The substrate binding site in MRP1 contains a positively charged region and a hydrophobic region.
Major finding: The substrate binding site in MRP1 contains a positively charged region and a hydrophobic region.
Approach: Electron cryomicroscopy was performed to resolve the structures of MRP1 alone and in complex.
Impact: The structurally plastic substrate binding site in MRP1 enables the recognition of diverse molecules.

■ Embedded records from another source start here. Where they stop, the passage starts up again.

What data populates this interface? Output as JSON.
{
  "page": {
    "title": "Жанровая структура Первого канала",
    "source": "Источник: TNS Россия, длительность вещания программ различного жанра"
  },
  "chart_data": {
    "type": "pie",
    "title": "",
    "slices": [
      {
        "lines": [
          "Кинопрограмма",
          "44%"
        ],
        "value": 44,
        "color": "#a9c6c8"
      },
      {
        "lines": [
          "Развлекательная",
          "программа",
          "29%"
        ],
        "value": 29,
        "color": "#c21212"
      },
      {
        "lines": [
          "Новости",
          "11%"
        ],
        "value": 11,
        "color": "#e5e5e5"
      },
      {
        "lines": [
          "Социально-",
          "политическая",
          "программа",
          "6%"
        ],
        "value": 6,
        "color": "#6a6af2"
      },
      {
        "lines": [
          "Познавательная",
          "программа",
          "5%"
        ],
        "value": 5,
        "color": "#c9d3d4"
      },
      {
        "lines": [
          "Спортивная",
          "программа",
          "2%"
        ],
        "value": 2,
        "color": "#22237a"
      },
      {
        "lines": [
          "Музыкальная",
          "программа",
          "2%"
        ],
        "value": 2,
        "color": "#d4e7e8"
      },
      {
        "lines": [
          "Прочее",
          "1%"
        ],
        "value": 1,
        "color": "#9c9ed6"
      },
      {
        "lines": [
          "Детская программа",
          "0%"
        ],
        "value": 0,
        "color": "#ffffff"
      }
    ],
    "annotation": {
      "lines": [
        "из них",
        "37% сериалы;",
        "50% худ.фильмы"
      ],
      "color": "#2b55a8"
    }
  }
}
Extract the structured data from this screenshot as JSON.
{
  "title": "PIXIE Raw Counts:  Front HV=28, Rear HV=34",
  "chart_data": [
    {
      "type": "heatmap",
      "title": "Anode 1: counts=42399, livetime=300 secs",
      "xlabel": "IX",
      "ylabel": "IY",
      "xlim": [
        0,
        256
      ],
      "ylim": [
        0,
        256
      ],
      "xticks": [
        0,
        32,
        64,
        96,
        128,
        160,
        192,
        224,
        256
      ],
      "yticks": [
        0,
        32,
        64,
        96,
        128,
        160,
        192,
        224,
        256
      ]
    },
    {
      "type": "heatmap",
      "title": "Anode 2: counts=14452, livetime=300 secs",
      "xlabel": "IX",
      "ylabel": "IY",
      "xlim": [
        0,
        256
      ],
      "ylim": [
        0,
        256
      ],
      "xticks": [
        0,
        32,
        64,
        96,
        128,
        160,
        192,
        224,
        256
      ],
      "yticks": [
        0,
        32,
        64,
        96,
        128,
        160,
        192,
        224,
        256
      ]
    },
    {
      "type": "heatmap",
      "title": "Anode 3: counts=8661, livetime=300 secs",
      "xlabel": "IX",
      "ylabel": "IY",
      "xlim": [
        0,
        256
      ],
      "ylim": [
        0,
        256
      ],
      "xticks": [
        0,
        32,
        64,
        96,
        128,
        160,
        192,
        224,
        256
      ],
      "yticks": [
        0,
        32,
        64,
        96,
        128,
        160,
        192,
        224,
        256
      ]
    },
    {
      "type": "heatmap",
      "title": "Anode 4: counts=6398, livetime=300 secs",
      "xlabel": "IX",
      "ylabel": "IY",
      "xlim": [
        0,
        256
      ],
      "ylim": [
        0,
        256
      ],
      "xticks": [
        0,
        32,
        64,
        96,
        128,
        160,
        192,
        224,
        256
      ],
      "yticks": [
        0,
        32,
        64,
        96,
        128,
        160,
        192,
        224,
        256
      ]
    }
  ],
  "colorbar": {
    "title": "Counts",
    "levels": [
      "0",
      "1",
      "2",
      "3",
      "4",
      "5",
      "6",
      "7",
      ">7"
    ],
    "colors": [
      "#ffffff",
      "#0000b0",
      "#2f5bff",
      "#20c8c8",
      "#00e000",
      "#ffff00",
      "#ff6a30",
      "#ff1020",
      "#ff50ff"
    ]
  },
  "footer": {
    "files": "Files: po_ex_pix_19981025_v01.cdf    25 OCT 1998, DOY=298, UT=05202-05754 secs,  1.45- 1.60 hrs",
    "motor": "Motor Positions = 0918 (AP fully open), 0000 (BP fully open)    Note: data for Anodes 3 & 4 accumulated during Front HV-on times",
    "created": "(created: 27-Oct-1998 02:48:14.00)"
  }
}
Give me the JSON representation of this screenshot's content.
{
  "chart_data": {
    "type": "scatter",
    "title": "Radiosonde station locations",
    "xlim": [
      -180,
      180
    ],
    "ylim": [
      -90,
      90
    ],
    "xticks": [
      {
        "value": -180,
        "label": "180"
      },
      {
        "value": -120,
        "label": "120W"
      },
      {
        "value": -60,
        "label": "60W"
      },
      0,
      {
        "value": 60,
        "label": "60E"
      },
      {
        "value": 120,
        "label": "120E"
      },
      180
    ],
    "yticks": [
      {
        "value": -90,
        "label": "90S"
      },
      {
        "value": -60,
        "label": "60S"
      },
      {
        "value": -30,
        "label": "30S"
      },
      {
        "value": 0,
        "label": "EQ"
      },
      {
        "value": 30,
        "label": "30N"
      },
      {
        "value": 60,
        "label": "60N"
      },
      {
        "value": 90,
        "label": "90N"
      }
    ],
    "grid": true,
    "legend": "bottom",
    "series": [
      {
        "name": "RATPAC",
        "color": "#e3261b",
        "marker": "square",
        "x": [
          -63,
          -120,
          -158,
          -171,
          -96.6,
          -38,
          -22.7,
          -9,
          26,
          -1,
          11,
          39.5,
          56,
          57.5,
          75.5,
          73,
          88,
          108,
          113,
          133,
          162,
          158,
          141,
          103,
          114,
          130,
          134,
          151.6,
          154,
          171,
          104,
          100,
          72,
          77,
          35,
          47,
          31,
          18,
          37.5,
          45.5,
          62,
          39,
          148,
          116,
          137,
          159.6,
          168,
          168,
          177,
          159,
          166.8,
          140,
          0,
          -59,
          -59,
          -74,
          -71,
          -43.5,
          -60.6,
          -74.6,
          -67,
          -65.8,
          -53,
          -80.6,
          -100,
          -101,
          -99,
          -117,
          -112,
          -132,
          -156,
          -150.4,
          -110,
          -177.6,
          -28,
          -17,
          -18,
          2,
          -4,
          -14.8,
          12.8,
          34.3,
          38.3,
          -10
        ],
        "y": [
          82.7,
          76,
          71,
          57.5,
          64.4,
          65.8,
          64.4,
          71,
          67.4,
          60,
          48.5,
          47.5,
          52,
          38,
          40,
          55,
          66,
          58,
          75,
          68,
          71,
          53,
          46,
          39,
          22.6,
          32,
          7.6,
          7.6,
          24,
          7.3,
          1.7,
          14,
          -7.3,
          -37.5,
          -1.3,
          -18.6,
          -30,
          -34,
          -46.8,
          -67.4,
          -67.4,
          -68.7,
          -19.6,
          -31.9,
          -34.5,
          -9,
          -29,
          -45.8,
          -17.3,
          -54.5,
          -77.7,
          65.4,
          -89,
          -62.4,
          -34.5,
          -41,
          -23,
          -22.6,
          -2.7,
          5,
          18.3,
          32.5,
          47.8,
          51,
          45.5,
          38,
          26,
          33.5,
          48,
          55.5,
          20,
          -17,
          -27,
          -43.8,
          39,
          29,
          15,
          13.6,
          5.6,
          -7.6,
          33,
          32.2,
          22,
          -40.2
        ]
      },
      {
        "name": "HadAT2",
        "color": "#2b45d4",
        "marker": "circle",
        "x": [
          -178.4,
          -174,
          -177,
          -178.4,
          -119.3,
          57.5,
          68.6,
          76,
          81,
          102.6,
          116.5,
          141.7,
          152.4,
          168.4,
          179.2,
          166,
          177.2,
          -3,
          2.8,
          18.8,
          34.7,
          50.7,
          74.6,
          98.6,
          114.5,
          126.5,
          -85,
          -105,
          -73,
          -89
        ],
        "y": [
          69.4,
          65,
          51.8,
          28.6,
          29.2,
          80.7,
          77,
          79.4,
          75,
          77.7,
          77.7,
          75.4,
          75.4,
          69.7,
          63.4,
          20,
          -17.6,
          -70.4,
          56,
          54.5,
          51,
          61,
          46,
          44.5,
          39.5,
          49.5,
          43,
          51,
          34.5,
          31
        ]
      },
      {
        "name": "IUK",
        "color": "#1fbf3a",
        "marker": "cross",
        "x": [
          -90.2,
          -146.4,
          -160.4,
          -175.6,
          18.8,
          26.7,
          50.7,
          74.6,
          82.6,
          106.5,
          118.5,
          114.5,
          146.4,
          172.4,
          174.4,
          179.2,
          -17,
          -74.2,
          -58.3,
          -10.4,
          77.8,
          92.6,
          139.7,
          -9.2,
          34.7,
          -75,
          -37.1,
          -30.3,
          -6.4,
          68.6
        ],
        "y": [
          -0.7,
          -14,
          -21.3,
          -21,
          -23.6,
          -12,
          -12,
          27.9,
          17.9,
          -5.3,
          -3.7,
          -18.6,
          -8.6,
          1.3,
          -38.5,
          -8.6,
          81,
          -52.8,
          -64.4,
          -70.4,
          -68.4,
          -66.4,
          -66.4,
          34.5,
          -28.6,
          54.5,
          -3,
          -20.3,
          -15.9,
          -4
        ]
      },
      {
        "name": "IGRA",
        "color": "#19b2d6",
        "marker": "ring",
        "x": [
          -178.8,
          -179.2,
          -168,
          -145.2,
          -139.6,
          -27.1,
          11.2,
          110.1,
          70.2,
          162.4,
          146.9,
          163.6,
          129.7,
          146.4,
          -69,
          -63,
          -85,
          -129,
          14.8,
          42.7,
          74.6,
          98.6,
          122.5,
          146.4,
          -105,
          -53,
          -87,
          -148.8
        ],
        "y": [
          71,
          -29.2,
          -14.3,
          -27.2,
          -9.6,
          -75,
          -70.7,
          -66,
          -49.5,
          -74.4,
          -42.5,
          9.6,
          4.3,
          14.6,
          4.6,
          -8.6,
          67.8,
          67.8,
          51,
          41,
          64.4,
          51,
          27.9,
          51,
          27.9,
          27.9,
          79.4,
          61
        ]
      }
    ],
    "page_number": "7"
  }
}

ATP binding cassette (ABC) transporters, such as multidrug resistance protein 1 (MRP1) and P-glycoprotein (P-gp), utilize ATP hydrolysis to transport drugs out of cancer cells and thus promote chemoresistance. However, whereas P-gp has the archetypical structure of an ABC transporter and recognizes hydrophobic substrates, MRP1 has a noncanonical structure—an additional N-terminal transmembrane domain (TMD0) and one ATP hydrolysis site—and recognizes organic anions. However, structural differences between P-gp and MRP1 have not been identified due to the difficulty of resolving the molecular structure of MRP1. To resolve the structure of MRP1, Johnson and Chen performed electron cryomicroscopy (cryo-EM) of bovine MRP1 (bMRP1), which exhibits 91% sequence homology to human MRP1, in the absence or presence of the MRP1 substrate leukotriene C4 (LTC4) to overall resolutions of 3.5 Å and 3.3 Å, respectively. The molecular structure of bMRP1, which was similar to that predicted by sequence and biochemical data, was comprised of the TMD0, an interfacial domain resembling the shape of a lasso, a transporter core similar to that of inward-facing ABC transporters such as P-gp, and two nucleotide binding domains (NBD), NBD1 and NBD2. Although NBD2, which has been previously shown to contain a competent ATPase site, formed a strong interface with its partner TMD2, the NBD1/TMD1 interface was markedly weaker due to the absence of a β-strand s2–α-helix h5 region in NBD1 that is crucial for the docking of a TMD into the cleft on an NBD surface. The cryo-EM–resolved structure of LTC4-bound bMRP1 showed that the binding site of bMRP1 was comprised of a positively charged region and a hydrophobic area, and revealed that substrate binding induced conformational changes in bMRP1 that oriented the NBDs to form a complete ATPase site. These results define the molecular structure of MRP1 and provide insight into the ability of MRP1 to recognize structurally diverse substrates to drive resistance.